Chris Pinkham wrote:

>>Chris Pinkham wrote:
>>
>>    
>>
>>>Theoretically with this, I think you could setup a dedicated commercial
>>>detection backend on a machine by running a copy of mythbackend with
>>>no TV cards defined on that server.
>>> 
>>>
>>>      
>>>
>>Which is exactly how I plan to use it.
>>    
>>
>
>You might like another feature I added then as well.  There will be a new
>setting to give you a little control over how much CPU the flagging threads
>use.  It has 3 values:
>
>Low - this is the existing way and default setting.  The flagging is run
>	in a niced thread and sleeps a little after processing each frame to
>	make sure it doesn't cause problems with anything currently recording.
>
>Medium - The flagging is run in a niced thread but doesn't sleep any so it
>	will run faster than "Low" but isn't as nice to other processes since
>	it doesn't voluntarily give up CPU time by sleeping.
>
>High - The flagging is run full-throttle.  NO nice(19) and NO sleeping.  The
>	faster your CPU is, the faster the flagging will finish.
>  
>
Hmm

You're talking about running io intensive operations on a remote box: on 
my backend system (PVR350, athlon 1800+, KT600, kernel 2.6.4) I have 
problems running remote I/O intensive activities whilst Myth is recording.

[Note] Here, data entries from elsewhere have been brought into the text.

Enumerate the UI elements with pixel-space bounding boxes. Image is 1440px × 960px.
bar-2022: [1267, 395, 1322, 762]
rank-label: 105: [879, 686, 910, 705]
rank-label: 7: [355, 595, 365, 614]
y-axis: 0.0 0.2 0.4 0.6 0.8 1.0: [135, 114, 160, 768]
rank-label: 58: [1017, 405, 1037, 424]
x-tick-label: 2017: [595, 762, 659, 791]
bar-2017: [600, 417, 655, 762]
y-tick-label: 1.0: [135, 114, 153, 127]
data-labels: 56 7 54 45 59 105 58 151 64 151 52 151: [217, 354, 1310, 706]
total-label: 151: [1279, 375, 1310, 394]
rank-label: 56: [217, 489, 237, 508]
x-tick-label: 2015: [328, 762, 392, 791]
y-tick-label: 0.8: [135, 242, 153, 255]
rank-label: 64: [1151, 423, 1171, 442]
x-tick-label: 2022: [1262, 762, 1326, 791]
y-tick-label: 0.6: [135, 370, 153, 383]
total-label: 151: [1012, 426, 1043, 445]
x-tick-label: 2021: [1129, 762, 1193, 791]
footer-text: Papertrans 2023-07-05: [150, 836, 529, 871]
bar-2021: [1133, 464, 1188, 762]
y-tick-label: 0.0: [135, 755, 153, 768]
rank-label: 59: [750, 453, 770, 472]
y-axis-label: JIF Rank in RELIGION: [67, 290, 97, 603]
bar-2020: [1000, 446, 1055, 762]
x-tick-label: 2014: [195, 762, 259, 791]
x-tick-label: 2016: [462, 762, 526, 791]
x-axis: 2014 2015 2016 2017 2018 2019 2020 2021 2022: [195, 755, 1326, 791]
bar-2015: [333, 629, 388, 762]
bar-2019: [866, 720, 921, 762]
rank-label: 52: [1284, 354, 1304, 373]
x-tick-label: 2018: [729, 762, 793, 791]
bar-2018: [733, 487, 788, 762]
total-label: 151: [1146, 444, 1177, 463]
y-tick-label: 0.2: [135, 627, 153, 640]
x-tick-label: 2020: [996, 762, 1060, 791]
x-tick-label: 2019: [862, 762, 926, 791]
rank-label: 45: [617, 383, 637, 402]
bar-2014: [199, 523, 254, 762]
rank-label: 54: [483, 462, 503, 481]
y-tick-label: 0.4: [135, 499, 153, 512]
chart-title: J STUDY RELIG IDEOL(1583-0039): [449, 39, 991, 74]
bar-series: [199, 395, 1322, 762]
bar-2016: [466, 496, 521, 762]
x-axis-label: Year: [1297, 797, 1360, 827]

I haven't bottomed it out yet.

I suspect that putting a very high I/O load (nfs, disk io, 100Mb 
network) on the mythbackend is causing ivtv to fail.

I'm looking at the ivtv config (saw something about upping the buffers), 
renice'ing (-1) mythbackend (will this help ensure recording has ivtv io 
priority?), renice'ing (+1) nfsd (to reduce priority of nfs serving) as 
ways to allow it to be a reliable video server for io intensive stuff 
(mpeg indexing for me, commercial flagging for you).

Any similar behaviour? Any suggestions?